A Conservative vision
How can the right get it right? Conservative MP Lee Rowley—part of the 2015 intake— casts his eyes to the horizon
The conservative perspective is not always associated with big picture visions, but there is today a pressing need to demonstrate how our policies will bring a better tomorrow. It’s an especially important challenge for a Conservative MP like me. For two years, Brexit has so absorbed British politics that other debates have been downgraded. Irrespective of how we all voted, we should recall that there is life beyond March 2019.
Of course, Brexit is a fundamental milestone on our national journey. But when the NHS, schools and welfare struggle for airtime between the breathless re-telling of summit dinners in Brussels, we are in a very odd place. Beyond that, the last few years have shown something is amiss in society. There is a growing dislocation between the rulers and ruled. We are facing technological change so dramatic that our basic ideas of work, rest and play could all be disrupted. How might pragmatic conservatives—or for that matter anyone else—chart a course through?
My contention is simple: western democracies, and Britain in particular, need to place greater emphasis on the long view. What do we want this country to look like in 20 years’ time? What objectives are we seeking to fulfil for British citizens? And how will we deal with new challenges?

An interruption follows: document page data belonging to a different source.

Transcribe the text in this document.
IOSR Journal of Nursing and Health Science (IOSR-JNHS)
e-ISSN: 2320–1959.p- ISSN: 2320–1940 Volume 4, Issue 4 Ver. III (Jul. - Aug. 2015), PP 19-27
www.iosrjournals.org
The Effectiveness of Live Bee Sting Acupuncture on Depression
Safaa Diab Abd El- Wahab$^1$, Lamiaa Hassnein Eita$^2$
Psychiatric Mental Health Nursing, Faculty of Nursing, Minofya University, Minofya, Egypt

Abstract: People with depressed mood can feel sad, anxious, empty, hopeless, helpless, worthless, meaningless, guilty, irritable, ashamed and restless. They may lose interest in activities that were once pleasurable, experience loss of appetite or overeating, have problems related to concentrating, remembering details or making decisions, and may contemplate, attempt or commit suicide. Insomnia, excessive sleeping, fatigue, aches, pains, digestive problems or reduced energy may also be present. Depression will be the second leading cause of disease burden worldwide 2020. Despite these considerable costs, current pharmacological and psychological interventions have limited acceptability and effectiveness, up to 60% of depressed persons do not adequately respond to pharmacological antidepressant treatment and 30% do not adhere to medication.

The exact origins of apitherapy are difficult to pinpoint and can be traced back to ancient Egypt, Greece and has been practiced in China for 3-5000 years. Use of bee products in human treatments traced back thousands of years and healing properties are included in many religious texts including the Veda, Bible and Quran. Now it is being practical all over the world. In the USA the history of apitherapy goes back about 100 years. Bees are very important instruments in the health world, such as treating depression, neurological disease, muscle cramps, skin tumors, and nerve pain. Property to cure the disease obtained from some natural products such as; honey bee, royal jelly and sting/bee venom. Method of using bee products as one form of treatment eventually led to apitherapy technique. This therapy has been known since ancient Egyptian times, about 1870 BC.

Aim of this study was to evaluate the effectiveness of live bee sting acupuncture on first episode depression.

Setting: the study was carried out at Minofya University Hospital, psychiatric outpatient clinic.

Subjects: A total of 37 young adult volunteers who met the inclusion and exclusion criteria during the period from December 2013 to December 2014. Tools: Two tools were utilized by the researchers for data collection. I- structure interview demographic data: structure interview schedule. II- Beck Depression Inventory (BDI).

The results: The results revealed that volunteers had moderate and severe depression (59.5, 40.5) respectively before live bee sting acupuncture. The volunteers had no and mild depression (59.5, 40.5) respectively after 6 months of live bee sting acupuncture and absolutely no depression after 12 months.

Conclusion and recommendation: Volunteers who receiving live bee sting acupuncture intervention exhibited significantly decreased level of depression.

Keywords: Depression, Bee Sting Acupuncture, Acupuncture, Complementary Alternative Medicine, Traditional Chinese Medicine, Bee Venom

The notion of a grand national strategy conjures up natural scepticism in the pragmatic Tory mind. Visions are disdained as the semantic playthings of the oligarch and the autocrat; democracies just don’t do them. Those in the west who have tried their luck at scanning more distant horizons have seldom seen their efforts rewarded. In 2008, Kevin Rudd, the former Australian PM, held a 10-day summit of 1,000 delegates to think up ideas for 2020. A year later, with less fanfare, 135 out of its 138 recommendations were abandoned.